Du sixième étage du bâtiment Maison Blanche de l’hôpital Bichat-Claude Bernard (Paris 18e), ces deux nouvelles mères surplombent leurs « camarades » d’hospitalisation des services psychiatriques généraux des niveaux inférieurs, qui errent en pyjama de papier bleu au milieu de plantes flétries. « C’est en les voyant, eux que j’ai compris que c’était quand même la psychiatrie ici », poursuit la fumeuse, Stéphanie, 40 ans (les prénoms des patientes rencontrées ont été modifiés).
Vouloir mourir d’avoir donné la vie : c’est autour de cette tension que tourne tout le travail de soin de l’unité d’hospitalisation parents-bébé (UHPB) du Groupe hospitalier universitaire (GHU) Paris psychiatrie et neuroscience. Créé en 1994, ce petit service, l’un des rares en France, peut accueillir cinq à sept mères et leur nouveau-né, ainsi que les pères qui le nécessitent. « Une psychiatrie de pointe », comme l’explique la cheffe de l’UHPB, la docteure Cécile Corfdir, pour répondre à cette statistique qui percute le monde de l’obstétrique : le suicide maternel – survenant dans la première année après l’accouchement – représente désormais la première cause de mortalité en couches des mères, devant les causes somatiques comme l’hémorragie de la délivrance ou l’éclampsie.
« Beaucoup de demandes et peu de places »

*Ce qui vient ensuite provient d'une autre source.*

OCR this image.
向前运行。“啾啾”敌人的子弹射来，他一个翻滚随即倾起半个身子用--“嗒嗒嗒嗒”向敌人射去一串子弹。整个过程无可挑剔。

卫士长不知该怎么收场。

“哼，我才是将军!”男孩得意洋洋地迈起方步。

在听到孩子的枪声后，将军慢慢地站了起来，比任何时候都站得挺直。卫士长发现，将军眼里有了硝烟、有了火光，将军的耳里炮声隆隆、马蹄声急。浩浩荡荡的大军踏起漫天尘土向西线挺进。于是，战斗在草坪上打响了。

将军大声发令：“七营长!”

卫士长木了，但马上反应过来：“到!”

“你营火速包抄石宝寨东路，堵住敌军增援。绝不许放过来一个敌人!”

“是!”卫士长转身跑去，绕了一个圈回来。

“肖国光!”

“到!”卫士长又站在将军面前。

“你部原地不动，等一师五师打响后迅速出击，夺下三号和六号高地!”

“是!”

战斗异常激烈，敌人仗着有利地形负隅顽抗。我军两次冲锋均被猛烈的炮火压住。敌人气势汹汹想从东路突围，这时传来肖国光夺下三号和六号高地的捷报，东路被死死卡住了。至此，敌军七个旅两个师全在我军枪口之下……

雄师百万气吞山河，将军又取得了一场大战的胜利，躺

Tous les lundis après-midi, les blouses blanches et violettes se serrent dans la salle de pause. Devant Cécile Corfdir, un tas de mails imprimés, autant de demandes d’entrée. « On en a reçu une nouvelle, un bébé placé en pouponnière. La famille s’apprête à passer devant le juge des enfants, mais le père est super rigide de ce que je comprends. Je ne sais pas si on va pouvoir faire quelque chose. » Elle continue la lecture devant l’équipe. « Un vrai trouble relationnel mère-bébé mais dommage, le bébé a 10 mois » : le service ne peut pas accueillir les enfants qui marchent. Demande suivante : « Une PMA solo à l’étranger, avec une mère très angoissée dont la propre mère est suicidaire et a eu un cancer », elle a très envie de bien faire, mais n’y arrive pas. Puis : un enfant pas trop voulu avec un accouchement traumatique, les parents sont inadaptés, « les urgences demandent une évaluation de la situation avant de signaler ou pas ». Enfin, une grossesse non désirée d’une femme si triste qu’elle ne change pas assez les couches de sa fille. Le père n’est pas là, il passe sa vie à la salle de sport. « Comme d’habitude, on a beaucoup de demandes et peu de places », réagit Margaux Xicola, une des infirmières puéricultrices de l’équipe.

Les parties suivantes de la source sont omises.